Résumé de la décision
M. G E et Mme A E, agissant en leur nom propre et en tant que représentants légaux de leurs enfants mineurs, ont introduit une requête pour annuler une décision implicite de l'autorité consulaire française à Téhéran qui avait refusé d'enregistrer leur demande de visa de long séjour. Ils ont également demandé une injonction pour que le ministre de l'intérieur et des outre-mer convoque Mme E et les enfants dans un délai de sept jours. Cependant, après l'enregistrement des demandes de visa par l'autorité consulaire, la décision contestée a été implicitement retirée, rendant les conclusions d'annulation et d'injonction sans objet. Le tribunal a donc décidé qu'il n'y avait pas lieu de statuer sur ces conclusions, tout en accordant une somme de 800 euros à l'avocat de M. E au titre des frais de justice.
Arguments pertinents
1. Absence de décision contestable : Le tribunal a constaté que la décision attaquée avait été retirée suite à l'enregistrement des demandes de visa, ce qui a rendu les conclusions d'annulation et d'injonction sans objet.
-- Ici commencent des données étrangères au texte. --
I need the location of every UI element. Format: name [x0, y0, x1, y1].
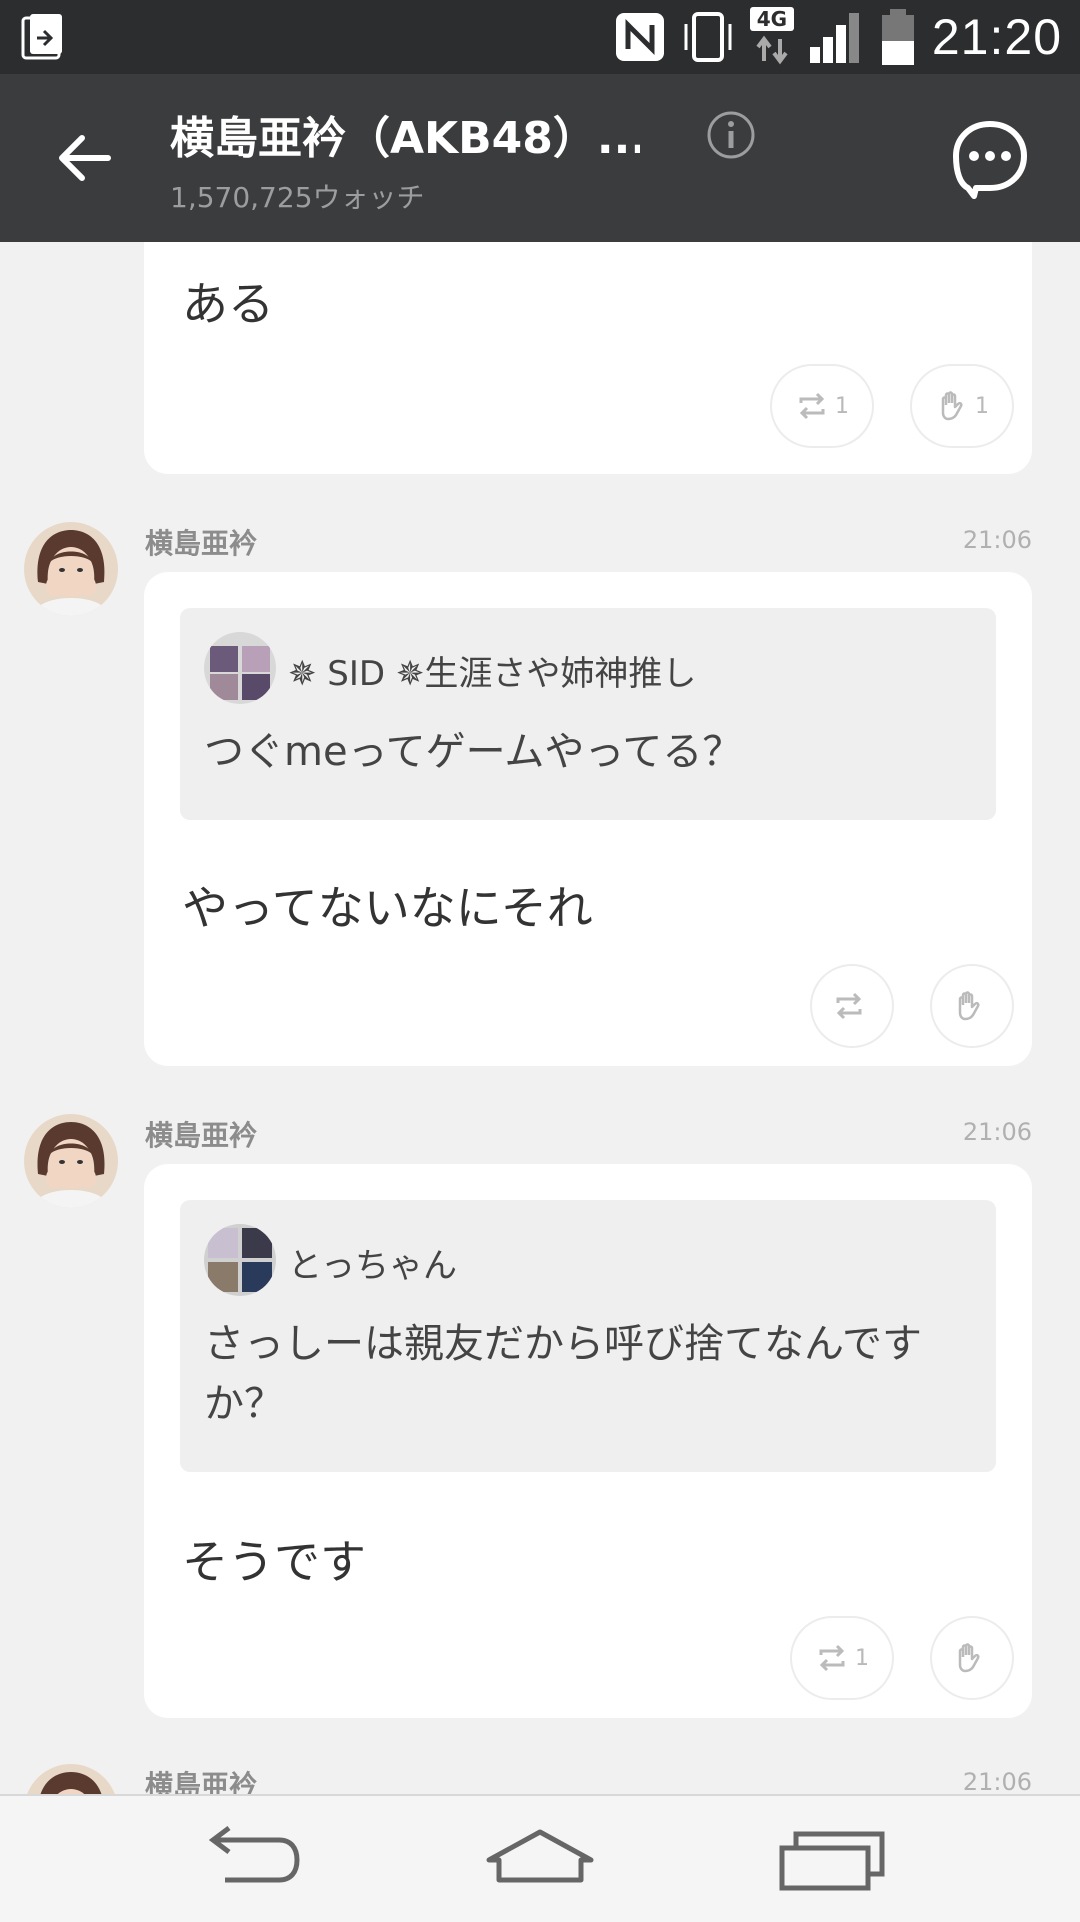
quote-avatar [204, 1224, 276, 1296]
network-label: 4G [749, 7, 794, 31]
status-time: 21:20 [931, 9, 1062, 65]
chat-header: 横島亜衿（AKB48）... 1,570,725ウォッチ [0, 74, 1080, 242]
message-card: ✵ SID ✵生涯さや姉神推し つぐmeってゲームやってる？ やってないなにそれ [144, 572, 1032, 1066]
vibrate-icon [684, 12, 732, 62]
like-button[interactable]: 1 [910, 364, 1014, 448]
repost-count: 1 [855, 1645, 869, 1671]
quote-text: さっしーは親友だから呼び捨てなんですか？ [204, 1321, 922, 1427]
repost-icon [819, 1644, 845, 1672]
message-actions: 1 [790, 1616, 1014, 1700]
like-button[interactable] [930, 964, 1014, 1048]
info-icon[interactable] [706, 110, 756, 160]
message-time: 21:06 [962, 1118, 1032, 1146]
quote-author: とっちゃん [288, 1246, 457, 1286]
like-count: 1 [975, 393, 989, 419]
quote-text: つぐmeってゲームやってる？ [204, 729, 743, 775]
like-button[interactable] [930, 1616, 1014, 1700]
sender-name: 横島亜衿 [145, 1769, 258, 1794]
repost-button[interactable]: 1 [770, 364, 874, 448]
nfc-icon [615, 13, 664, 61]
signal-icon [809, 13, 859, 63]
clap-hand-icon [958, 1643, 980, 1673]
message-text: そうです [182, 1535, 366, 1589]
sender-name: 横島亜衿 [145, 527, 258, 560]
sender-name: 横島亜衿 [145, 1119, 258, 1152]
watch-count: 1,570,725ウォッチ [170, 181, 425, 214]
app-switch-icon [21, 14, 62, 60]
repost-icon [799, 392, 825, 420]
avatar[interactable] [24, 1114, 118, 1208]
network-4g-icon: 4G [749, 7, 794, 67]
nav-recents-icon[interactable] [778, 1826, 888, 1892]
message-card: とっちゃん さっしーは親友だから呼び捨てなんですか？ そうです 1 [144, 1164, 1032, 1718]
quoted-question[interactable]: ✵ SID ✵生涯さや姉神推し つぐmeってゲームやってる？ [180, 608, 996, 820]
clap-hand-icon [958, 991, 980, 1021]
quote-avatar [204, 632, 276, 704]
message-card: ある 1 1 [144, 242, 1032, 474]
repost-icon [836, 992, 862, 1020]
repost-button[interactable]: 1 [790, 1616, 894, 1700]
nav-back-icon[interactable] [195, 1826, 305, 1892]
message-list[interactable]: ある 1 1 横島亜衿 21:06 ✵ SID ✵生涯さや姉神推し つぐmeって… [0, 242, 1080, 1794]
message-text: やってないなにそれ [182, 881, 593, 935]
message-text: ある [182, 277, 274, 331]
system-nav-bar [0, 1794, 1080, 1922]
nav-home-icon[interactable] [485, 1826, 595, 1892]
clap-hand-icon [941, 391, 963, 421]
avatar[interactable] [24, 522, 118, 616]
message-time: 21:06 [962, 1768, 1032, 1794]
repost-button[interactable] [810, 964, 894, 1048]
repost-count: 1 [835, 393, 849, 419]
message-actions [810, 964, 1014, 1048]
page-title: 横島亜衿（AKB48）... [170, 113, 640, 164]
avatar[interactable] [24, 1764, 118, 1794]
quote-author: ✵ SID ✵生涯さや姉神推し [288, 654, 697, 694]
back-arrow-icon[interactable] [54, 130, 114, 186]
quoted-question[interactable]: とっちゃん さっしーは親友だから呼び捨てなんですか？ [180, 1200, 996, 1472]
battery-icon [881, 9, 914, 65]
status-bar: 4G 21:20 [0, 0, 1080, 74]
message-time: 21:06 [962, 526, 1032, 554]
chat-bubble-icon[interactable] [950, 118, 1030, 200]
message-actions: 1 1 [770, 364, 1014, 448]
Le tribunal a affirmé : "Ainsi, la décision attaquée a implicitement mais nécessairement été retirée. Dans ces conditions, les conclusions de M. et Mme E aux fins d'annulation et d'injonction sous astreinte sont devenues sans objet."
2. Aide juridictionnelle : Le tribunal a également pris en compte le fait que M. E avait bénéficié de l'aide juridictionnelle totale, ce qui a permis à son avocat de demander une indemnisation au titre des frais de justice. Le tribunal a statué : "Il y a lieu, dans les circonstances de l'espèce, et sous réserve que l'avocat du requérant renonce à percevoir la somme correspondant à la part contributive de l'Etat, de mettre à la charge de l'Etat la somme de 800 euros."
Interprétations et citations légales
1. Article R. 222-1 du code de justice administrative : Cet article permet aux présidents de tribunal administratif de constater qu'il n'y a pas lieu de statuer sur une requête lorsque celle-ci ne présente plus d'objet. Le tribunal a appliqué cet article pour justifier sa décision de ne pas statuer sur les conclusions d'annulation et d'injonction, en précisant que "les présidents de tribunal administratif peuvent, par ordonnance : (...) 3' Constater qu'il n'y a pas lieu de statuer sur une requête."
2. Article L. 761-1 du code de justice administrative : Cet article prévoit la possibilité pour le tribunal d'accorder une indemnité à l'avocat d'une partie ayant bénéficié de l'aide juridictionnelle. Le tribunal a fait référence à cet article pour justifier l'octroi de 800 euros à l'avocat de M. E, en indiquant que "M. E a obtenu le bénéfice de l'aide juridictionnelle totale. Ainsi, son conseil peut se prévaloir des dispositions des articles L. 761-1 du code de justice administrative."
3. Article 37 de la loi du 10 juillet 1991 : Cet article complète les dispositions de l'article L. 761-1 en précisant les modalités d'indemnisation des avocats dans le cadre de l'aide juridictionnelle. Le tribunal a mentionné cet article pour soutenir sa décision d'indemnisation, en précisant que "sous réserve qu'il renonce à percevoir la somme correspondant à la part contributive de l'État."
En somme, la décision du tribunal s'appuie sur des principes clairs du droit administratif, en tenant compte des évolutions de la situation des requérants et des dispositions légales relatives à l'aide juridictionnelle.